Selon le rapport, 1% seulement des bibliothèques françaises (et 4% des bibliothèques de niveau 1) disposent aujourd'hui d'un fonds de livres numériques. Or un rapport de l'Idate (Institut de l'audiovisuel et des télécommunications en Europe) indique que la part des grandes bibliothèques proposant une forme de prêt numérique s'élève, en 2012, à 100% des grandes bibliothèques suédoises, environ 75% des grandes bibliothèques nord-américaines, environ 71% des grandes bibliothèques de Grande-Bretagne et environ 16% des grandes bibliothèques allemandes.
La mission explique cette défaillance française par le fait que "le 'prêt numérique' se heurte à l'absence de cadre juridique adapté : la licence légale instaurée par la loi du 18 juin 2003 ne s'applique qu'au prêt de livres imprimés et aucun accord global n'a été conclu avec les représentants des auteurs et des éditeurs". Une autre raison réside dans la crainte des ayants droit et des distributeurs physiques face au brouillage que l'offre numérique induit entre le circuit commercial et le prêt en bibliothèque. La numérisation remet en effet en cause deux principes de base du prêt physique : la logique d'exclusivité et non simultanéité du prêt.

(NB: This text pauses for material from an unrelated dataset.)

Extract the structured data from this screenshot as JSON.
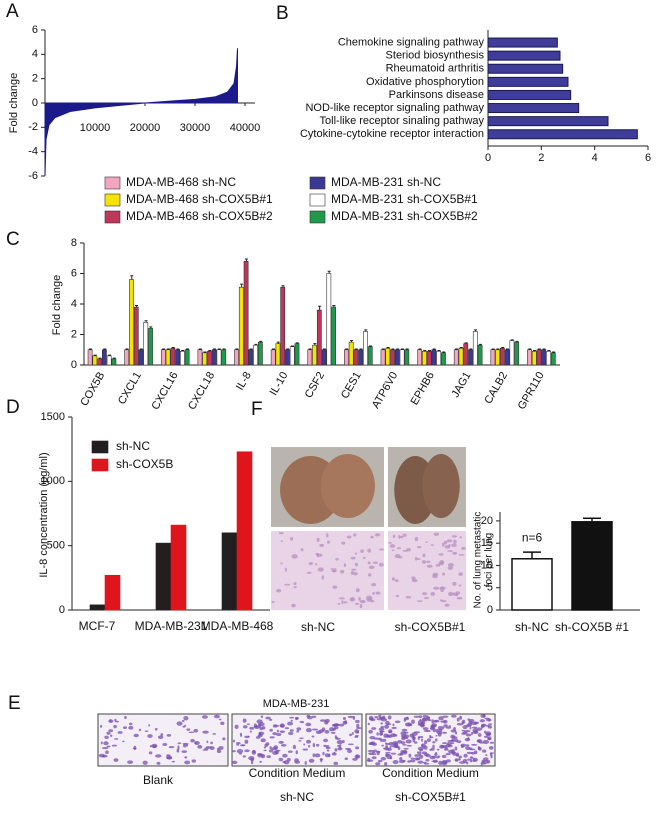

Faute d'offre et face à l'hétérogénéité des modèles économiques et des dispositifs techniques utilisés, "les bibliothèques peinent à proposer à leurs usagers une offre numérique large, variée et cohérente", ce qui place la France dans une situation de "retard manifeste sur les pays comparables".

Trois mesures pour sortir de l'impasse

Pour sortir de cette impasse, le rapport Lescure propose trois mesures. La première - et la plus importante - consiste à sécuriser le cadre juridique de l'offre numérique en bibliothèque. Pour cela, il préconise d'"inciter les éditeurs à mettre en place, sur une base volontaire, une gestion collective des usages numériques en bibliothèques". Réaliste, la mission suggère, à défaut d'un tel accord, d'ouvrir une réflexion à l'échelle communautaire, en vue d'une éventuelle révision des directives européennes concernées (2001/29 et 2006/115).
La seconde mesure consiste à encourager le développement d'offres reposant sur un contrôle d'accès à l'abonnement et sur des DRM de type “tatouage numérique”. Dans le même temps, il conviendrait de modifier la loi sur le prix unique du livre numérique pour "obliger les éditeurs à proposer une offre claire, transparente et non discriminatoire spécifique en direction des bibliothèques".
Enfin, le rapport préconise d'inscrire dans les dispositifs d'aide publique (Centre national du livre, aides aux librairies...) une incitation au développement de l'offre numérique en bibliothèque. Les aides du CNL à la numérisation pourraient ainsi être conditionnées à la mise à disposition des livres numérisés en bibliothèques. Pour leur part, les librairies bénéficiaires d'aides publiques seraient incitées à conclure des partenariats avec les collectivités territoriales, en vue de développer l'offre numérique en bibliothèque.